Ao se mudar com a família do interior do Paraná para Curitiba, por volta dos 15 anos, Carla passou a se apresentar como mulher e conheceu pessoas que ajudaram na transformação. “Na adolescência, estava sempre preocupada com o olhar do outro. Eu já sabia como eu era, e queria que me vissem assim também.” Carla foi balconista de farmácia, trabalhou numa transportadora, em cartório, como doméstica, atendente de locadora. Ao 21 anos, se apaixonou por um rapaz e optou por ficar em casa. “Quando a gente separou, me vi sozinha, sem meu marido, sem trabalho.

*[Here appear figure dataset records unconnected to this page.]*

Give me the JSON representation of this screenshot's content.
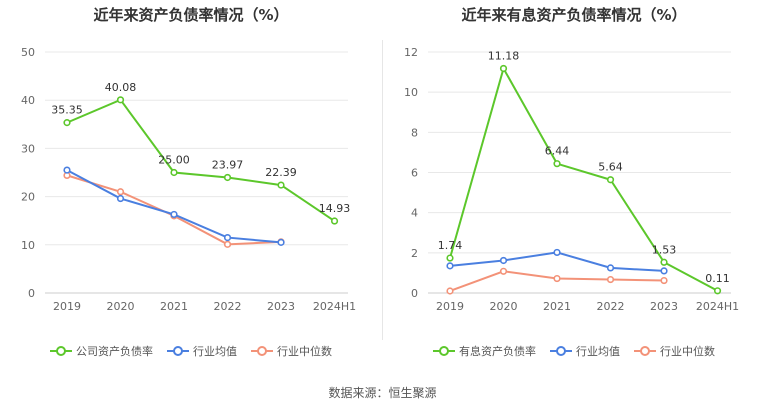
{
  "source_text": "数据来源：恒生聚源",
  "colors": {
    "company": "#5cc72b",
    "average": "#4a7fe0",
    "median": "#f39278",
    "grid": "#e8e8e8",
    "axis": "#cccccc"
  },
  "chart_data": [
    {
      "type": "line",
      "title": "近年来资产负债率情况（%）",
      "categories": [
        "2019",
        "2020",
        "2021",
        "2022",
        "2023",
        "2024H1"
      ],
      "ylim": [
        0,
        50
      ],
      "yticks": [
        0,
        10,
        20,
        30,
        40,
        50
      ],
      "series": [
        {
          "name": "公司资产负债率",
          "key": "company",
          "values": [
            35.35,
            40.08,
            25.0,
            23.97,
            22.39,
            14.93
          ],
          "labels": [
            "35.35",
            "40.08",
            "25.00",
            "23.97",
            "22.39",
            "14.93"
          ]
        },
        {
          "name": "行业均值",
          "key": "average",
          "values": [
            25.5,
            19.6,
            16.3,
            11.5,
            10.5,
            null
          ]
        },
        {
          "name": "行业中位数",
          "key": "median",
          "values": [
            24.4,
            21.0,
            16.0,
            10.1,
            10.6,
            null
          ]
        }
      ]
    },
    {
      "type": "line",
      "title": "近年来有息资产负债率情况（%）",
      "categories": [
        "2019",
        "2020",
        "2021",
        "2022",
        "2023",
        "2024H1"
      ],
      "ylim": [
        0,
        12
      ],
      "yticks": [
        0,
        2,
        4,
        6,
        8,
        10,
        12
      ],
      "series": [
        {
          "name": "有息资产负债率",
          "key": "company",
          "values": [
            1.74,
            11.18,
            6.44,
            5.64,
            1.53,
            0.11
          ],
          "labels": [
            "1.74",
            "11.18",
            "6.44",
            "5.64",
            "1.53",
            "0.11"
          ]
        },
        {
          "name": "行业均值",
          "key": "average",
          "values": [
            1.35,
            1.62,
            2.02,
            1.25,
            1.1,
            null
          ]
        },
        {
          "name": "行业中位数",
          "key": "median",
          "values": [
            0.1,
            1.08,
            0.72,
            0.67,
            0.62,
            null
          ]
        }
      ]
    }
  ]
}
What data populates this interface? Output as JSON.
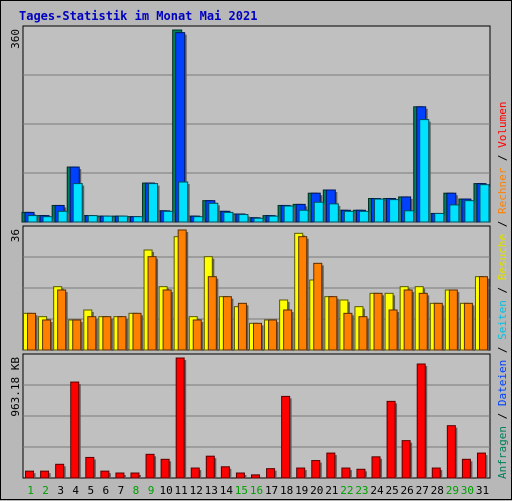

Descobri a prostituição como meio de sobrevivência”, conta Carla, que hoje trabalha em uma ONG.

Há quatro anos, Carla decidiu dar um basta em um dos grandes constrangimentos na vida de transexuais: a chacota pela discrepância entre o nome civil e o social. Num episódio, ela precisou ser internada para uma cirurgia, e a enfermeira-chefe disse que ia deixá-la na ala masculina. A enfermeira disse que só iria interná-la na ala feminina depois que ela mudasse de nome, independentemente de como Carla se apresentasse. “Saí do hospital com isso na cabeça”, conta. “As pessoas usam isso para te ofender. Te chamam de senhor, ou pelo nome de homem, mesmo com sua aparência feminina, é horrível.” Hoje, os documentos ostentam seu nome feminino, para quem quiser ver.